14ymedio, Havana, February 2, 2024 — At the end of January, only six Cuban provinces and the special municipality of Isla de la Juventud had received the libreta (ration book), the official press acknowledged on Thursday. For the population, however, it is not the libreta that worries them, but the fact that the food isn’t arriving on time at the bodegas (ration stores).
According to the official Tribuna de La Habana, due to delays in printing and the low availability of raw materials, the Ministry of Internal Trade has only managed to distribute 69% of the more than 4 million libretas required on the Island, despite the fact that since last September it had the budget for their manufacture.
The December 20 deadline imposed for the libreta could not be met, something that the company Ediciones Caribe had warned from the beginning
The December 20 deadline for the libreta could not be met, something that had been warned from the beginning by the company Ediciones Caribe, contracted for the printing. They could only prepare the booklet but not the pages with the list of products for each member of the household and their official registration address (Oficoda). With these delays, the authorities said, the deliveries of the libreta could not be done in time.
To the citizens, however, the libreta “doesn’t matter.” Manuel, a retiree who lives in Central Havana, told this newspaper that “with the delay of food in the bodega, it doesn’t matter if they give us the libreta or not, because there is nothing to buy anyway.”

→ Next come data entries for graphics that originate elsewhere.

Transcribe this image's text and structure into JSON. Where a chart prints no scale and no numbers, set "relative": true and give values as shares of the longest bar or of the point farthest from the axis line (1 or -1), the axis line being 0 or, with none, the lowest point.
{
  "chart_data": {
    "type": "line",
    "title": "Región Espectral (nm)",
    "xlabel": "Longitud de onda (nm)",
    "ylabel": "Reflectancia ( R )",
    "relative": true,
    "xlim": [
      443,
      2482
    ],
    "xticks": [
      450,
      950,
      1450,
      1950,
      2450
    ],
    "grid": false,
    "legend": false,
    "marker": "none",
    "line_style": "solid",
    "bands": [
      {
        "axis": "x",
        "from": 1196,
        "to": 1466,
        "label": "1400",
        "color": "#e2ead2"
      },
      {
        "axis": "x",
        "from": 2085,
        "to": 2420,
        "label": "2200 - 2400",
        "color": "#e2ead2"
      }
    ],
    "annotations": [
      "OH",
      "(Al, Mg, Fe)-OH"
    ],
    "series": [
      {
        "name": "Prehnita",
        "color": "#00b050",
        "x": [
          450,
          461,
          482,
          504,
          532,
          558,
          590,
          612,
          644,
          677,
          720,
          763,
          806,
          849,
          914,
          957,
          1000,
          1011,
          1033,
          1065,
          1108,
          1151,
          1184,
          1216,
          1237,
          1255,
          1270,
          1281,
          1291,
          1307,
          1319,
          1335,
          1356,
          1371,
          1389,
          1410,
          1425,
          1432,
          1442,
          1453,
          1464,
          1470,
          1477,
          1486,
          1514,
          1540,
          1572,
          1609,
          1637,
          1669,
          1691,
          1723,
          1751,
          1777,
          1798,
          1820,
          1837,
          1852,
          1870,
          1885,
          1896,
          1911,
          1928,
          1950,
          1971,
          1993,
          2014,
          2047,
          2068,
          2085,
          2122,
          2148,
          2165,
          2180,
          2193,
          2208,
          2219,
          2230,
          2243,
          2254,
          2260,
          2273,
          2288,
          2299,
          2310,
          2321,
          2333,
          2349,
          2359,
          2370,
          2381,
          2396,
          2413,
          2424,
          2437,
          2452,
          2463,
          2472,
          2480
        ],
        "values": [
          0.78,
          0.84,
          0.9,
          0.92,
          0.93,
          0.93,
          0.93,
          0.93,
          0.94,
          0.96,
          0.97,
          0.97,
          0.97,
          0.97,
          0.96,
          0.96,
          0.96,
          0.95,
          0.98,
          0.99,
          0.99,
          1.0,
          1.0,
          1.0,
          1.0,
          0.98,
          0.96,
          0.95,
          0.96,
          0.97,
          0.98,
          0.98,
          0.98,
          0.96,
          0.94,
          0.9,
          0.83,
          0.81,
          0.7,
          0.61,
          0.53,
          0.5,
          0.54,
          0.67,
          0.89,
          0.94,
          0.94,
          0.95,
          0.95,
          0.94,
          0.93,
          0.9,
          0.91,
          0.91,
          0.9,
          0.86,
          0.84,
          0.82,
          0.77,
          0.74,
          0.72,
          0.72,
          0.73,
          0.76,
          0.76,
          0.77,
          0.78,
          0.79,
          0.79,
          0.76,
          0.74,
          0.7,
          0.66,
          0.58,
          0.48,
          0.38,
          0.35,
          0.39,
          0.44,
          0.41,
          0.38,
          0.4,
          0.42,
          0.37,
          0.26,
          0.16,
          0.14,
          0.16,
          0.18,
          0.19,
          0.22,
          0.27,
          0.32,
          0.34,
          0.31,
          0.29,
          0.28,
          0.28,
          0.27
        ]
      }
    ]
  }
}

According to Manuel, the gossip in the bodega predicts a February similar to the previous month, when “on the 20th we still did not have rice, and other products from December were missing. Even the bodeguero is worried because he has not been given indications from above and has nothing to sell. If we continue like this, it’s better to buy everything in the inforrmal market, although there will be those who do not eat, but that is already happening,” he says with conviction.
Mirta, another resident of Luyanó, says that “people don’t even worry about whether it’s day one, because they know that nothing will come to the bodega.” Meanwhile, she says sarcastically, “people eat spirituality and patience.”
In other provinces such as Artemisa and Holguín, food has not arrived at the ration stores either, as this newspaper has verified.
An article in the local newspaper Venceremos announced this Thursday the delivery in Guantánamo, “in the first days of February,” of seven pounds of rice and four pounds of sugar per month per person, in addition to the beans of the month of January and the “coffee corresponding to December.”
“In the case of preserves, the ninth and tenth deliveries of last year are underway. It is also guaranteed that February will begin with milk for children up to 6 years old, who will receive chicken in place of beef; this same change will happen with medical diets,” the newspaper adds.
As for rice, “distribution to the bodegas is carried out as it is unloaded in the port of Santiago de Cuba.” However, for sugar, which depends on the production of the power plants, “the delays could continue,” Venceremos admitted.
Currently the picadillo and the December sausage are distributed, the newspaper continued, which did not clarify for which dates those deliveries for the first months of the year are expected
Currently the picadillo (ground meat) and the December sausage are being distributed, the newspaper continued, but it did not clarify when they are expected to arrive. Cleaning products, they added, are guaranteed.
Both the delivery of products purchased on the international market and those of Cuban manufacture present considerable delays in their arrivals to the Island’s bodegas, because, in part, the government only has what is necessary on a month-to-month basis. This is the case of the production of the Ecuador sugar mill, in Ciego de Ávila, which since January 17 has been producing 1,300 tons of sugar that must be distributed in the province this February.
The authorities did not say, however, what they plan to do in March, when the annual sugar harvest is over and sugar will stop being produced in the country for several months.